First, it is assumed that there is an existing unit block in motion compensation prediction, and the previous motion vector (from the origin of the current frame to the search point 2 of the previous frame) is 3. That is, it is assumed that the image is moving from the search point 2 to the search point 1. This motion vector (horizontal component, vertical component) is stored in memory.

Here, in order to perform motion compensation prediction for the next frame, the sum of absolute differences between pixel data between the origin and each search point or the sum of squared differences is calculated to find the search point with the highest correlation. Explore.

However, since the image moved from the search point 2 to the search point 1 last time, the probability that the image moves in the same direction in the next frame is very high. Therefore, only the black search points that are almost close to the direction from the search point 2 to the search point 1 will be searched and calculated.

That is, only the search points in the area where the sign of the previous motion vector is the same (+ if +, − if −) are searched.

FIG. 3 is a flowchart of this operation. First, in step 16, the motion vector is determined, and in step 17, the motion vector is stored in the memory. In step 18, the range to be searched from the motion vector is determined, and in step 19, the correlation at the search point within the range is calculated.

Example 2. FIG. 4 shows another embodiment, in which 1, 2, 3 are the same as those in FIG. 2, and black points, that is, quadrants in which the search point for calculation is in the opposite direction of the motion vector are excluded. It is within the range. The operation is the same as in the previous embodiment, and the search range is wide, so it is considered to be effective for images with a small number of frames.

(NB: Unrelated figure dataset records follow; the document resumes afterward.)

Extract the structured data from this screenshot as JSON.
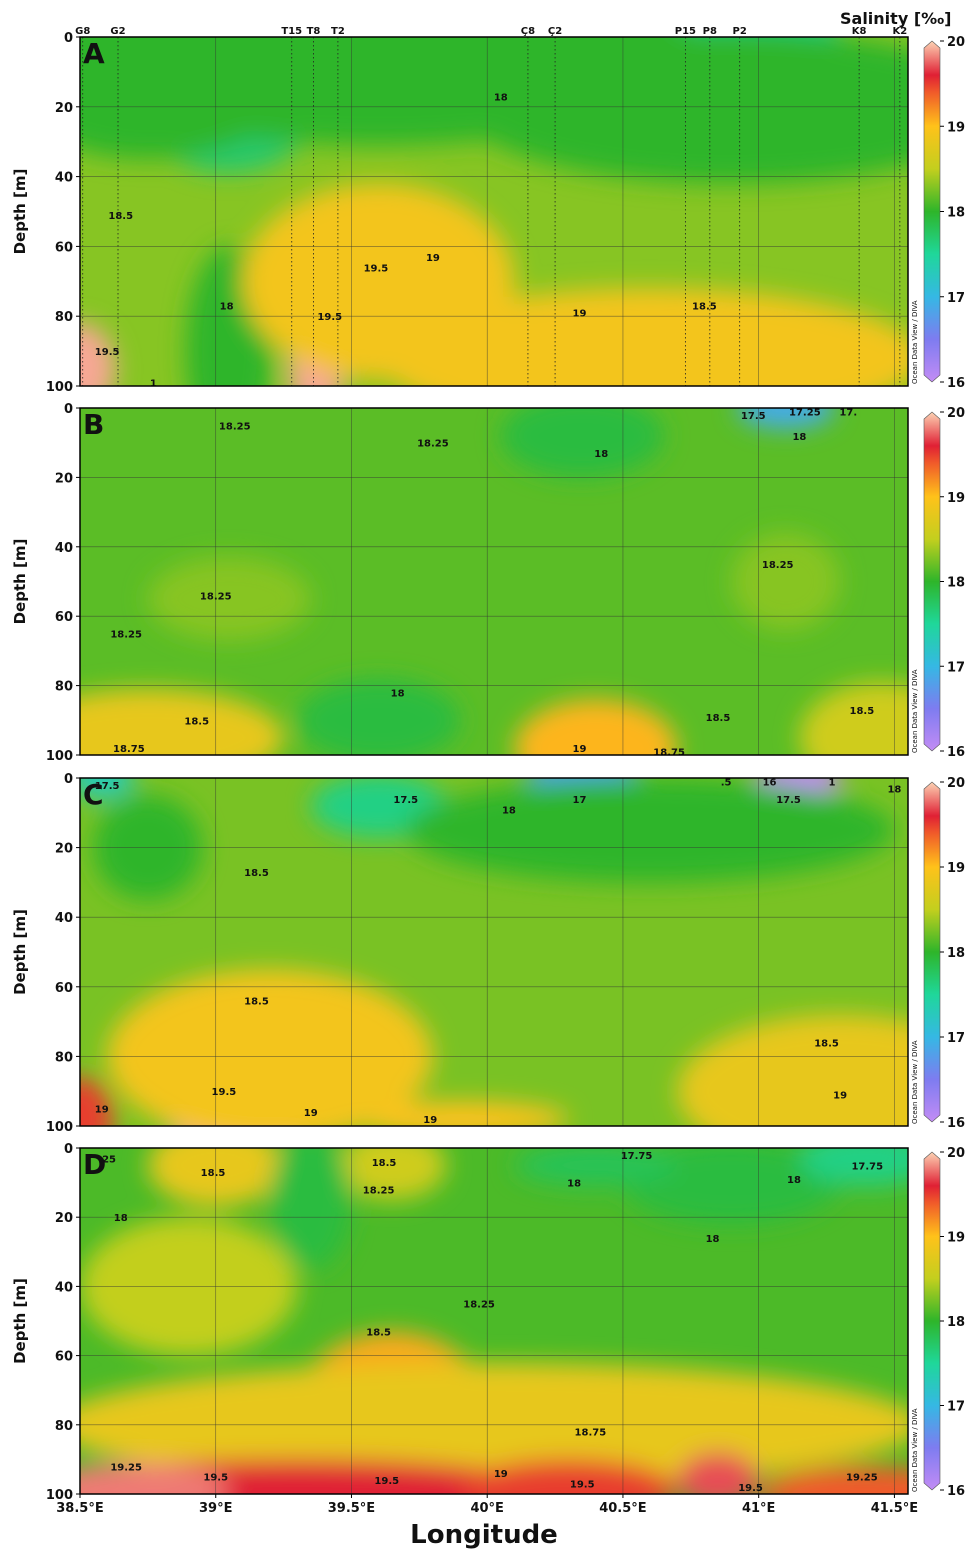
{
  "colorbar": {
    "title": "Salinity [‰]",
    "ticks": [
      16,
      17,
      18,
      19,
      20
    ],
    "range": [
      16,
      20
    ],
    "credit": "Ocean Data View / DIVA",
    "stops": [
      {
        "v": 16.0,
        "c": "#c38cf5"
      },
      {
        "v": 16.5,
        "c": "#7e7cf0"
      },
      {
        "v": 17.0,
        "c": "#35b8e4"
      },
      {
        "v": 17.5,
        "c": "#1fd79a"
      },
      {
        "v": 18.0,
        "c": "#2eb52a"
      },
      {
        "v": 18.5,
        "c": "#c3cf1e"
      },
      {
        "v": 19.0,
        "c": "#ffc21a"
      },
      {
        "v": 19.4,
        "c": "#f05a2a"
      },
      {
        "v": 19.6,
        "c": "#e02034"
      },
      {
        "v": 20.0,
        "c": "#fdd4b4"
      }
    ]
  },
  "chart_data": [
    {
      "type": "heatmap",
      "panel": "A",
      "xlabel": "",
      "ylabel": "Depth [m]",
      "xlim": [
        38.5,
        41.55
      ],
      "ylim": [
        100,
        0
      ],
      "stations": [
        {
          "name": "G8",
          "lon": 38.51
        },
        {
          "name": "G2",
          "lon": 38.64
        },
        {
          "name": "T15",
          "lon": 39.28
        },
        {
          "name": "T8",
          "lon": 39.36
        },
        {
          "name": "T2",
          "lon": 39.45
        },
        {
          "name": "Ç8",
          "lon": 40.15
        },
        {
          "name": "Ç2",
          "lon": 40.25
        },
        {
          "name": "P15",
          "lon": 40.73
        },
        {
          "name": "P8",
          "lon": 40.82
        },
        {
          "name": "P2",
          "lon": 40.93
        },
        {
          "name": "K8",
          "lon": 41.37
        },
        {
          "name": "K2",
          "lon": 41.52
        }
      ],
      "background": 18.3,
      "features": [
        {
          "lon": 39.05,
          "depth": 25,
          "value": 17.7,
          "rx": 0.28,
          "ry": 14
        },
        {
          "lon": 40.95,
          "depth": 2,
          "value": 17.6,
          "rx": 0.35,
          "ry": 16
        },
        {
          "lon": 38.75,
          "depth": 5,
          "value": 18.0,
          "rx": 0.6,
          "ry": 30
        },
        {
          "lon": 39.6,
          "depth": 5,
          "value": 18.0,
          "rx": 1.2,
          "ry": 26
        },
        {
          "lon": 40.9,
          "depth": 20,
          "value": 18.0,
          "rx": 1.0,
          "ry": 22
        },
        {
          "lon": 39.05,
          "depth": 90,
          "value": 18.0,
          "rx": 0.16,
          "ry": 30
        },
        {
          "lon": 38.5,
          "depth": 95,
          "value": 19.9,
          "rx": 0.13,
          "ry": 13
        },
        {
          "lon": 39.58,
          "depth": 68,
          "value": 19.6,
          "rx": 0.25,
          "ry": 16
        },
        {
          "lon": 39.37,
          "depth": 95,
          "value": 19.9,
          "rx": 0.1,
          "ry": 14
        },
        {
          "lon": 40.3,
          "depth": 99,
          "value": 19.5,
          "rx": 0.5,
          "ry": 14
        },
        {
          "lon": 39.6,
          "depth": 70,
          "value": 18.9,
          "rx": 0.5,
          "ry": 28
        },
        {
          "lon": 40.6,
          "depth": 92,
          "value": 18.9,
          "rx": 1.0,
          "ry": 20
        }
      ],
      "contour_labels": [
        {
          "text": "18",
          "lon": 40.05,
          "depth": 17
        },
        {
          "text": "18.5",
          "lon": 38.65,
          "depth": 51
        },
        {
          "text": "19.5",
          "lon": 39.59,
          "depth": 66
        },
        {
          "text": "19",
          "lon": 39.8,
          "depth": 63
        },
        {
          "text": "18",
          "lon": 39.04,
          "depth": 77
        },
        {
          "text": "19.5",
          "lon": 39.42,
          "depth": 80
        },
        {
          "text": "19",
          "lon": 40.34,
          "depth": 79
        },
        {
          "text": "18.5",
          "lon": 40.8,
          "depth": 77
        },
        {
          "text": "19.5",
          "lon": 38.6,
          "depth": 90
        },
        {
          "text": "1",
          "lon": 38.77,
          "depth": 99
        }
      ]
    },
    {
      "type": "heatmap",
      "panel": "B",
      "xlabel": "",
      "ylabel": "Depth [m]",
      "xlim": [
        38.5,
        41.55
      ],
      "ylim": [
        100,
        0
      ],
      "background": 18.15,
      "features": [
        {
          "lon": 41.1,
          "depth": 0,
          "value": 16.9,
          "rx": 0.18,
          "ry": 6
        },
        {
          "lon": 40.35,
          "depth": 8,
          "value": 17.9,
          "rx": 0.3,
          "ry": 12
        },
        {
          "lon": 39.6,
          "depth": 90,
          "value": 17.9,
          "rx": 0.3,
          "ry": 12
        },
        {
          "lon": 38.75,
          "depth": 95,
          "value": 18.8,
          "rx": 0.5,
          "ry": 14
        },
        {
          "lon": 40.4,
          "depth": 98,
          "value": 19.05,
          "rx": 0.3,
          "ry": 14
        },
        {
          "lon": 41.45,
          "depth": 95,
          "value": 18.6,
          "rx": 0.3,
          "ry": 16
        },
        {
          "lon": 39.05,
          "depth": 55,
          "value": 18.3,
          "rx": 0.3,
          "ry": 12
        },
        {
          "lon": 41.1,
          "depth": 50,
          "value": 18.3,
          "rx": 0.2,
          "ry": 14
        }
      ],
      "contour_labels": [
        {
          "text": "17.5",
          "lon": 40.98,
          "depth": 2
        },
        {
          "text": "17.25",
          "lon": 41.17,
          "depth": 1
        },
        {
          "text": "17.",
          "lon": 41.33,
          "depth": 1
        },
        {
          "text": "18.25",
          "lon": 39.07,
          "depth": 5
        },
        {
          "text": "18.25",
          "lon": 39.8,
          "depth": 10
        },
        {
          "text": "18",
          "lon": 40.42,
          "depth": 13
        },
        {
          "text": "18",
          "lon": 41.15,
          "depth": 8
        },
        {
          "text": "18.25",
          "lon": 41.07,
          "depth": 45
        },
        {
          "text": "18.25",
          "lon": 39.0,
          "depth": 54
        },
        {
          "text": "18.25",
          "lon": 38.67,
          "depth": 65
        },
        {
          "text": "18",
          "lon": 39.67,
          "depth": 82
        },
        {
          "text": "18.5",
          "lon": 38.93,
          "depth": 90
        },
        {
          "text": "18.5",
          "lon": 40.85,
          "depth": 89
        },
        {
          "text": "18.5",
          "lon": 41.38,
          "depth": 87
        },
        {
          "text": "18.75",
          "lon": 38.68,
          "depth": 98
        },
        {
          "text": "19",
          "lon": 40.34,
          "depth": 98
        },
        {
          "text": "18.75",
          "lon": 40.67,
          "depth": 99
        }
      ]
    },
    {
      "type": "heatmap",
      "panel": "C",
      "xlabel": "",
      "ylabel": "Depth [m]",
      "xlim": [
        38.5,
        41.55
      ],
      "ylim": [
        100,
        0
      ],
      "background": 18.25,
      "features": [
        {
          "lon": 38.58,
          "depth": 0,
          "value": 17.3,
          "rx": 0.12,
          "ry": 6
        },
        {
          "lon": 39.6,
          "depth": 8,
          "value": 17.6,
          "rx": 0.25,
          "ry": 9
        },
        {
          "lon": 40.35,
          "depth": 0,
          "value": 16.8,
          "rx": 0.2,
          "ry": 7
        },
        {
          "lon": 41.15,
          "depth": 0,
          "value": 16.0,
          "rx": 0.16,
          "ry": 5
        },
        {
          "lon": 40.6,
          "depth": 15,
          "value": 18.0,
          "rx": 0.9,
          "ry": 15
        },
        {
          "lon": 38.75,
          "depth": 20,
          "value": 18.0,
          "rx": 0.2,
          "ry": 15
        },
        {
          "lon": 39.1,
          "depth": 97,
          "value": 19.9,
          "rx": 0.28,
          "ry": 13
        },
        {
          "lon": 38.5,
          "depth": 98,
          "value": 19.5,
          "rx": 0.12,
          "ry": 12
        },
        {
          "lon": 41.55,
          "depth": 98,
          "value": 19.5,
          "rx": 0.35,
          "ry": 14
        },
        {
          "lon": 39.9,
          "depth": 98,
          "value": 19.0,
          "rx": 0.4,
          "ry": 5
        },
        {
          "lon": 39.2,
          "depth": 80,
          "value": 18.9,
          "rx": 0.6,
          "ry": 25
        },
        {
          "lon": 41.3,
          "depth": 90,
          "value": 18.8,
          "rx": 0.6,
          "ry": 22
        }
      ],
      "contour_labels": [
        {
          "text": "17.5",
          "lon": 38.6,
          "depth": 2
        },
        {
          "text": "17.5",
          "lon": 39.7,
          "depth": 6
        },
        {
          "text": "18",
          "lon": 40.08,
          "depth": 9
        },
        {
          "text": "17",
          "lon": 40.34,
          "depth": 6
        },
        {
          "text": ".5",
          "lon": 40.88,
          "depth": 1
        },
        {
          "text": "16",
          "lon": 41.04,
          "depth": 1
        },
        {
          "text": "17.5",
          "lon": 41.11,
          "depth": 6
        },
        {
          "text": "1",
          "lon": 41.27,
          "depth": 1
        },
        {
          "text": "18",
          "lon": 41.5,
          "depth": 3
        },
        {
          "text": "18.5",
          "lon": 39.15,
          "depth": 27
        },
        {
          "text": "18.5",
          "lon": 39.15,
          "depth": 64
        },
        {
          "text": "18.5",
          "lon": 41.25,
          "depth": 76
        },
        {
          "text": "19.5",
          "lon": 39.03,
          "depth": 90
        },
        {
          "text": "19",
          "lon": 38.58,
          "depth": 95
        },
        {
          "text": "19",
          "lon": 39.35,
          "depth": 96
        },
        {
          "text": "19",
          "lon": 39.79,
          "depth": 98
        },
        {
          "text": "19",
          "lon": 41.3,
          "depth": 91
        }
      ]
    },
    {
      "type": "heatmap",
      "panel": "D",
      "xlabel": "Longitude",
      "ylabel": "Depth [m]",
      "xlim": [
        38.5,
        41.55
      ],
      "ylim": [
        100,
        0
      ],
      "xticks": [
        {
          "v": 38.5,
          "label": "38.5°E"
        },
        {
          "v": 39.0,
          "label": "39°E"
        },
        {
          "v": 39.5,
          "label": "39.5°E"
        },
        {
          "v": 40.0,
          "label": "40°E"
        },
        {
          "v": 40.5,
          "label": "40.5°E"
        },
        {
          "v": 41.0,
          "label": "41°E"
        },
        {
          "v": 41.5,
          "label": "41.5°E"
        }
      ],
      "background": 18.1,
      "features": [
        {
          "lon": 39.0,
          "depth": 5,
          "value": 18.8,
          "rx": 0.25,
          "ry": 12
        },
        {
          "lon": 39.65,
          "depth": 5,
          "value": 18.6,
          "rx": 0.2,
          "ry": 10
        },
        {
          "lon": 39.35,
          "depth": 15,
          "value": 17.9,
          "rx": 0.15,
          "ry": 20
        },
        {
          "lon": 40.9,
          "depth": 10,
          "value": 17.9,
          "rx": 0.4,
          "ry": 12
        },
        {
          "lon": 41.4,
          "depth": 3,
          "value": 17.6,
          "rx": 0.25,
          "ry": 8
        },
        {
          "lon": 40.4,
          "depth": 5,
          "value": 17.8,
          "rx": 0.3,
          "ry": 6
        },
        {
          "lon": 38.9,
          "depth": 40,
          "value": 18.5,
          "rx": 0.4,
          "ry": 20
        },
        {
          "lon": 39.65,
          "depth": 75,
          "value": 19.1,
          "rx": 0.35,
          "ry": 22
        },
        {
          "lon": 40.0,
          "depth": 80,
          "value": 18.8,
          "rx": 1.6,
          "ry": 18
        },
        {
          "lon": 39.3,
          "depth": 100,
          "value": 19.6,
          "rx": 1.0,
          "ry": 10
        },
        {
          "lon": 38.7,
          "depth": 99,
          "value": 19.8,
          "rx": 0.35,
          "ry": 8
        },
        {
          "lon": 40.3,
          "depth": 99,
          "value": 19.5,
          "rx": 0.4,
          "ry": 9
        },
        {
          "lon": 40.85,
          "depth": 96,
          "value": 19.7,
          "rx": 0.15,
          "ry": 8
        },
        {
          "lon": 41.4,
          "depth": 100,
          "value": 19.4,
          "rx": 0.4,
          "ry": 8
        }
      ],
      "contour_labels": [
        {
          "text": ".25",
          "lon": 38.6,
          "depth": 3
        },
        {
          "text": "18.5",
          "lon": 38.99,
          "depth": 7
        },
        {
          "text": "18.5",
          "lon": 39.62,
          "depth": 4
        },
        {
          "text": "18.25",
          "lon": 39.6,
          "depth": 12
        },
        {
          "text": "18",
          "lon": 40.32,
          "depth": 10
        },
        {
          "text": "17.75",
          "lon": 40.55,
          "depth": 2
        },
        {
          "text": "18",
          "lon": 41.13,
          "depth": 9
        },
        {
          "text": "17.75",
          "lon": 41.4,
          "depth": 5
        },
        {
          "text": "18",
          "lon": 38.65,
          "depth": 20
        },
        {
          "text": "18",
          "lon": 40.83,
          "depth": 26
        },
        {
          "text": "18.25",
          "lon": 39.97,
          "depth": 45
        },
        {
          "text": "18.5",
          "lon": 39.6,
          "depth": 53
        },
        {
          "text": "18.75",
          "lon": 40.38,
          "depth": 82
        },
        {
          "text": "19.25",
          "lon": 38.67,
          "depth": 92
        },
        {
          "text": "19.5",
          "lon": 39.0,
          "depth": 95
        },
        {
          "text": "19",
          "lon": 40.05,
          "depth": 94
        },
        {
          "text": "19.5",
          "lon": 39.63,
          "depth": 96
        },
        {
          "text": "19.5",
          "lon": 40.35,
          "depth": 97
        },
        {
          "text": "19.5",
          "lon": 40.97,
          "depth": 98
        },
        {
          "text": "19.25",
          "lon": 41.38,
          "depth": 95
        }
      ]
    }
  ],
  "axes": {
    "ylabel": "Depth [m]",
    "yticks": [
      0,
      20,
      40,
      60,
      80,
      100
    ]
  }
}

Example 3. FIG. 5 is a flowchart showing another embodiment. In step 20, the motion vector is determined, and in step 21, the motion vector is stored in the memory. In step 22, the magnitude of the motion vector is calculated. If it is larger than the threshold value, a search is performed in the same range as in FIG. 2 in step 23, and if it is smaller than the threshold value, a full search is performed in step 24. In step 25, the correlation is calculated. This is considered to be more effective than the first embodiment because the greater the movement, the greater the probability that the next movement direction will be the same.

[0018]

[Effect of the device]

 As described above, according to the present invention, among the search points in the motion-compensated prediction, the points with a low probability of movement are deleted, so the amount of pixel calculation for the block is reduced, the time required for motion compensation is reduced, and the coding is performed. It has the effect of reducing the processing time.

[Brief description of drawings]

FIG. 1 is a diagram showing a configuration of an encoding unit according to an embodiment of the present invention.

FIG. 2 is a diagram showing motion vector search points according to an embodiment of the present invention.

FIG. 3 is a flow chart showing the operation of this invention.

FIG. 4 is a diagram showing motion vector search points according to another embodiment of the present invention.

FIG. 5 is a flow chart showing the operation of another embodiment of the present invention.

FIG. 6 is a diagram showing search points of a conventional device of this type.

[Explanation of symbols]

 9 frame memory 15 memory for storing motion vectors

Claims (1)

[Scope of utility model registration request] 1. An image coding apparatus that divides input image data into blocks and performs motion compensation prediction, includes a frame memory that stores data of a previous frame, and a memory that stores a previous motion vector for each block. Image coding device.